Permane il mistero sull’identità dell’agente segreto israeliano sotto processo a Losanna

Nemmeno la difesa conosce le generalità dell'agente dei servizi segreti israeliani (Mossad) sotto processo da lunedì davanti alla Corte penale federale. Tel Aviv ha chiesto ai giudici elvetici di mostrare "comprensione per queste circostanze".
L’uomo, di circa 46 anni, si è presentato davanti alla più alta autorità penale elvetica sotto lo pseudonimo già conosciuto di Issac Bental. In un documento trasmesso dalla difesa, la procura generale
israeliana invita la Corte ad accontentarsi di quest’identità, per evitare che la vita dell’imputato sia messa in pericolo, e ha peraltro promesso che l’agente non metterà mai più piede in Svizzera dopo il processo.
Per evitare un errore di persona, il presidente della Corte Hans Wiprächtiger ha nondimeno chiamato alla sbarra due agenti federali, che parteciparono agli interrogatori dell’imputato al momento del suo arresto due anni fa. Entrambi hanno confermato «senza ombra di dubbio» che si tratta della medesima persona.
Tuttora alle dipendenze del Mossad, l’agente ha indicato di essere entrato di propria volontà nei servizi segreti israeliani per contribuire alla sicurezza del suo paese, che «viveva allora nel terrore».

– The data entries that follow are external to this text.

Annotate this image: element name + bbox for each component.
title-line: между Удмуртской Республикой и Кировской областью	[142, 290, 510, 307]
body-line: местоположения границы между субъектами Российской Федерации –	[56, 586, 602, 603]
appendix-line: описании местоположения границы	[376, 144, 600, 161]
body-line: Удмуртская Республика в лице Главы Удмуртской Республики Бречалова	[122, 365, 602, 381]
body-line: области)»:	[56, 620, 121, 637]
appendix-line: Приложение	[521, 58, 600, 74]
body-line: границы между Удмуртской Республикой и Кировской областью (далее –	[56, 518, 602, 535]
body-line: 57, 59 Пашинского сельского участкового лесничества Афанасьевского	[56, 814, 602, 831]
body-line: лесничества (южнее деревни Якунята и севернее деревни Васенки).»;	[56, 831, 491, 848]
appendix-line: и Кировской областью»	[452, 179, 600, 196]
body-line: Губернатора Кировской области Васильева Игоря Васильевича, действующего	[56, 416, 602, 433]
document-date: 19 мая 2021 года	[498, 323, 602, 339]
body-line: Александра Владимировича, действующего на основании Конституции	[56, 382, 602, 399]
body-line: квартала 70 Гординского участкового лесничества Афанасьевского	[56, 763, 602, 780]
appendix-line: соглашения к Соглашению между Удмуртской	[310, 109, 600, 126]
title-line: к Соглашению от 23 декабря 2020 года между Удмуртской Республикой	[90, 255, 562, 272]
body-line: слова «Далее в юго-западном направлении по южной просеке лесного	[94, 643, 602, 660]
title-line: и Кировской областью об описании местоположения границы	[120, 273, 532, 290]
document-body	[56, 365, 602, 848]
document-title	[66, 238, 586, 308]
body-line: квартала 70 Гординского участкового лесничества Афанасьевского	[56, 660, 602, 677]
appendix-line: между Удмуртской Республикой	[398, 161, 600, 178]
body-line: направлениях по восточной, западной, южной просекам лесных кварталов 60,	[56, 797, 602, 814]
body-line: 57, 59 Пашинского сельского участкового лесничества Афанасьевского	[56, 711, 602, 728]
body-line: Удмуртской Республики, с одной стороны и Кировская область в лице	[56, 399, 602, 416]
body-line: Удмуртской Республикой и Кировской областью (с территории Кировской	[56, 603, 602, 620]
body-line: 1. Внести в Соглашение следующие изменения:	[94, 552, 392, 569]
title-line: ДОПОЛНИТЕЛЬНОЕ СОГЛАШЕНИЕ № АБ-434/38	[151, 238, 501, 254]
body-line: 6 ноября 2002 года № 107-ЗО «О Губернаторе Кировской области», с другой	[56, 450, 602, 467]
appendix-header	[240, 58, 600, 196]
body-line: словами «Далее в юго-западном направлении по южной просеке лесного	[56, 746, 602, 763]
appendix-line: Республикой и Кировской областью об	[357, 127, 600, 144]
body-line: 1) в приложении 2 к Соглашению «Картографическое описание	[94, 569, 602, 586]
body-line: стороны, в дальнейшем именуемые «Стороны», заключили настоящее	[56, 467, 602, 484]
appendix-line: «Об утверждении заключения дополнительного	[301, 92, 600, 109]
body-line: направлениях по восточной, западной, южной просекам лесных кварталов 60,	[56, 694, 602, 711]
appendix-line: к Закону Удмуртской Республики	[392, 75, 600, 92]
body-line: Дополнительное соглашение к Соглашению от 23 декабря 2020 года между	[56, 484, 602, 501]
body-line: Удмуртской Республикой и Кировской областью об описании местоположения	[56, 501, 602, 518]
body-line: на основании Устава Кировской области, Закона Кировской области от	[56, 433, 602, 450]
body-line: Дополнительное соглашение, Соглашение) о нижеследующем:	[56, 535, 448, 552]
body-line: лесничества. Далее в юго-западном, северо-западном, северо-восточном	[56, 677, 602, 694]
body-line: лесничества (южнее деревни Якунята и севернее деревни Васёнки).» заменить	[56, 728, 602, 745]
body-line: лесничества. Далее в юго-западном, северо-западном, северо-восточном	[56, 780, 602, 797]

Interrogato in proposito dal presidente della Corte, l’imputato ha anche dichiarato di non aver mai commesso atti contrari alla dignità umana. Ha invece pienamente riconosciuto di aver partecipato, nel febbraio del 1998, alla missione segreta volta ad intercettare le conversazioni telefoniche di un libanese residente alla periferia di Berna, sospettato di intrattenere legami con Hezbollah.
L’agente segreto ha pure ammesso di essere entrato a più riprese in Svizzera provvisto di documenti d’identità falsi.
Date queste confessioni, la Corte, la difesa e il pubblico ministero hanno deciso di accelerare il procedimento, rinunciando all’esame dei mezzi di prova raccolti durante l’istruttoria. Viene invece mantenuto l’interrogatorio di un esperto in elettronica e di tre testimoni, fra i quali il libanese vittima del tentativo di spionaggio. Quest’ultimo ha fra l’altro ritirato la sua denuncia dopo aver concluso un accordo extragiudiziale sul piano civile con la parte avversa.
Accusato di atti compiuti senza autorizzazione per conto di uno Stato estero, spionaggio politico, tentata intercettazione e registrazione di conversazioni estranee e ripetuta falsità in documenti, l’agente rischia una pena massima di quattro anni di reclusione.
Il «James Bond» israeliano fu arrestato a Berna nel febbraio 1998 dopo essere stato colto in flagrante mentre, assieme a quattro altri agenti, stava istallando apparecchiature per intercettazioni telefoniche nelle cantine dell’edificio dove abitava il libanese.
Mentre gli altri agenti furono liberati quasi subito, l’interessato trascorse due mesi in detenzione preventiva. Fu rilasciato in cambio del versamento di una cauzione di tre milioni di franchi e la promessa di presentarsi al processo.